Demgegenüber soll die Anschlussgebühr bei Yellowbill für eine getestete ERP-Software nur auf pauschal 500 Franken zu stehen kommen. Danach muss der Biller einen Grundtarif von 70 Rappen pro Rechnung bezahlen.





Kleine müssen warten

Zur Zeit steht Yellowbill aber erst grossen Rechnungsstellern offen. Kleinere Unternehmen werden in einer zweiten Phase angehängt, wenn zum einen die Schnittstelle ihrer ERP-Software zertifiziert ist und zum anderen die meisten der 200 grössten Biller der Schweiz ihre Rechnungen über Yellowbill präsentieren. Um den Softwarehäusern aufzuzeigen, wie sie ihre ERP-Lösungen für Yellowbill fit machen können, plant die Post am 18. Dezember eine Informationsveranstaltung.



Die Rechnungssteller sind über die Schweizer EBPP-Zweispurigkeit nicht glücklich. Zur Zeit sind denn auch Gespräche zwischen der Post und Paynet im Gang, wie Rechnungen möglichst einfach von einem System ins andere gestellt werden können. Die Frage dabei ist, ob die Biller zwei Schnittstellen benötigen werden oder ob eine Art Roaming-Fähigkeit integriert wird. Bis dies geklärt ist, werden sich denn auch die meisten Rechnungssteller noch abwartend verhalten. Roaming-Gebühren wie im Mobilfunk dürften die Biller dabei kaum akzeptieren.




Derweil hat die Post bereits konkrete Pläne, auch ins B2B-Geschäft vorzudringen. In der zweiten Hälfte 2004 soll ein entsprechender Service produktiv werden, so Sem. Noch nicht entschieden ist dabei, ob man dafür die B2C-Software erweitert oder mit einem Dritten zusammen ein neues System entwickelt.

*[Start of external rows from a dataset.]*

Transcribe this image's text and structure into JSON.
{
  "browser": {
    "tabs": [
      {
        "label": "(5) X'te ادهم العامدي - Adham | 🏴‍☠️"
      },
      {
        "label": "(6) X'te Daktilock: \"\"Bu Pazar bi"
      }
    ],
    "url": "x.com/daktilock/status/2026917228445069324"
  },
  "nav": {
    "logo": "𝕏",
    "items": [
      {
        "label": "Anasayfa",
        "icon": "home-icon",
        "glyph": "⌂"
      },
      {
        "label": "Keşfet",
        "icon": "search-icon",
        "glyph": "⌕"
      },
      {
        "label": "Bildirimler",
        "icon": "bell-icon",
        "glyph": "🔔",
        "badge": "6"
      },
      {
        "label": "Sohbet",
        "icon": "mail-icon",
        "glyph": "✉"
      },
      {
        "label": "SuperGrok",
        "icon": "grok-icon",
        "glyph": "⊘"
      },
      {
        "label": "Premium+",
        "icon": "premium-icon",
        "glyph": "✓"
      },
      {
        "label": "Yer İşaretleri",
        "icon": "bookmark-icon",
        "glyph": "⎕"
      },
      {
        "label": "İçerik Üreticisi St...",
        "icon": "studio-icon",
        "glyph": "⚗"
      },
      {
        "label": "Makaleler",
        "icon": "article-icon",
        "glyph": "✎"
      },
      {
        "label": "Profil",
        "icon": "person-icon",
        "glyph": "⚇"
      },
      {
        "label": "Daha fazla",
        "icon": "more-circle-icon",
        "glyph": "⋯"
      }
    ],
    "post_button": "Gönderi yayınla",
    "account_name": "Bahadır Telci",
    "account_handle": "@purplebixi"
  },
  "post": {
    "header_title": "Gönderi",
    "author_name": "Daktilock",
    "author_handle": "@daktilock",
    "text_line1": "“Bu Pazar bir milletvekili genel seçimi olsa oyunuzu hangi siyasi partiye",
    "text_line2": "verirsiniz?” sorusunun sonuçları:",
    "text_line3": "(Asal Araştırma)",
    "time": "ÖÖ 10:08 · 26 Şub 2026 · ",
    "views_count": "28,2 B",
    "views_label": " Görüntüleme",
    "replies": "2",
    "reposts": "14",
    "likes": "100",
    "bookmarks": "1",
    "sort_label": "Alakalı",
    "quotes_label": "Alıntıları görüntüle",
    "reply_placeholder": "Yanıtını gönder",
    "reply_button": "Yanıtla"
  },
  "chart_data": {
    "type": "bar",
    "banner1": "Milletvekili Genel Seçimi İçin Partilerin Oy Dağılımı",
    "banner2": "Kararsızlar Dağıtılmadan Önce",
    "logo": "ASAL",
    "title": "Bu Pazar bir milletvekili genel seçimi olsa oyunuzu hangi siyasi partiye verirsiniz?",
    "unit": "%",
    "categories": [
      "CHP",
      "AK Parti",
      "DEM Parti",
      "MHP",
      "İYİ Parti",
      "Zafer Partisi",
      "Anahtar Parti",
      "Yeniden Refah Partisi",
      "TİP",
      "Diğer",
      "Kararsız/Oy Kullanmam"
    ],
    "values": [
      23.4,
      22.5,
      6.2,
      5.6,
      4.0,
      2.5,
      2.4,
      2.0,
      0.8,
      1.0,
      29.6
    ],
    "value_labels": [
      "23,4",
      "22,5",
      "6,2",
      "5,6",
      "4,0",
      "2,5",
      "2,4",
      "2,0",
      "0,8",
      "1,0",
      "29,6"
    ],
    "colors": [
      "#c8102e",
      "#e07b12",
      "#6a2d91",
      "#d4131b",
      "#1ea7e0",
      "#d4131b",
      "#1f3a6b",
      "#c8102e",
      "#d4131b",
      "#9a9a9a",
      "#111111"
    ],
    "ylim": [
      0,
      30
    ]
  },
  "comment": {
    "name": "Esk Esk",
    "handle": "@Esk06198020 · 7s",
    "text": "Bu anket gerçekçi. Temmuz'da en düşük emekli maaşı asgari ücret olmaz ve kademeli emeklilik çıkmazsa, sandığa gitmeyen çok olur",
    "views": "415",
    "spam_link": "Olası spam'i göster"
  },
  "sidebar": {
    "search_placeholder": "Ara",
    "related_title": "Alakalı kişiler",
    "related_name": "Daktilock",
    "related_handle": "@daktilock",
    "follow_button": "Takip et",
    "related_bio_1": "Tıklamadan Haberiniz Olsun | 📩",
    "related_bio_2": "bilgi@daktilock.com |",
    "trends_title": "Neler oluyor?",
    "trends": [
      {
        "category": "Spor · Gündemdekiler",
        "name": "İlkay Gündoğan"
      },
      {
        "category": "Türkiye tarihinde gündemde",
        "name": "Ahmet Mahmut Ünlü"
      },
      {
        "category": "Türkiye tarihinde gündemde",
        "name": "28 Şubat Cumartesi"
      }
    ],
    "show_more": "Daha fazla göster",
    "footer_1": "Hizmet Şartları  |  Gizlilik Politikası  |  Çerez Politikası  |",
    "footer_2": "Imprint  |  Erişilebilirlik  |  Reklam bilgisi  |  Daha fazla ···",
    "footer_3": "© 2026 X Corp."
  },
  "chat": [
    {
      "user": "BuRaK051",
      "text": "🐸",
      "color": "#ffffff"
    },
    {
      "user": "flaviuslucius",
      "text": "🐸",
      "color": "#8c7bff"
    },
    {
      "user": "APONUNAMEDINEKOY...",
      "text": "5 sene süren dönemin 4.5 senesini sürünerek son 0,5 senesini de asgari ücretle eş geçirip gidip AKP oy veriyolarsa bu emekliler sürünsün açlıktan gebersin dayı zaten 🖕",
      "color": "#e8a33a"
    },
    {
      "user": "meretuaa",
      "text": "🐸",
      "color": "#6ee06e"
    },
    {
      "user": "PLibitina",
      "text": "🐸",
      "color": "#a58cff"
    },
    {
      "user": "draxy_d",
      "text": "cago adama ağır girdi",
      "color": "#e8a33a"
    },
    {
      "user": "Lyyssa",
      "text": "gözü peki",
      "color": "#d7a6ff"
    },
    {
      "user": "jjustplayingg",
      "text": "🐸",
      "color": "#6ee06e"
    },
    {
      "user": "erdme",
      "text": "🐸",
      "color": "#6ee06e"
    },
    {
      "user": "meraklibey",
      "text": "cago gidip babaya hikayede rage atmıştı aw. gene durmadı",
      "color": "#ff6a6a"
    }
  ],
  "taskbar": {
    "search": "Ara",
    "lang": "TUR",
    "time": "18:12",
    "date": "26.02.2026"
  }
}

Im reinen Business-Umfeld sind zudem ausser Paynet auch schon andere Anbieter aktiv. So verfügt zum Beispiel Swisscom IT Services auf ihrem E-Marktplatz Conextrade über ein eigenes, E-Invoicing genanntes EBPP-System.




Konkurrenz stimuliert

Damit balgen sich also schon bald mehrere grosse EBPP-Systeme um den Schweizer Markt. Da drängt sich die Frage auf, wieso ein Geschäft, von dem noch vor kurzem von den Grossbanken behauptet wurde, es lohne sich nicht einmal für einen Betreiber, jetzt für zwei rentabel sein soll. Aber sowohl Paynet wie Yellowbill rechnen auch nicht mit dem schnellen Geld. Der Vergleich mit dem Mobilfunk wird herangezogen, wo es auch Jahre dauerte, bis die Technik zum heutigen Geldesel ausgewachsen war. Andererseits belebt Konkurrenz das Geschäft, indem zwei die Aufmerksamkeit auf die Vorteile von EBPP lenken.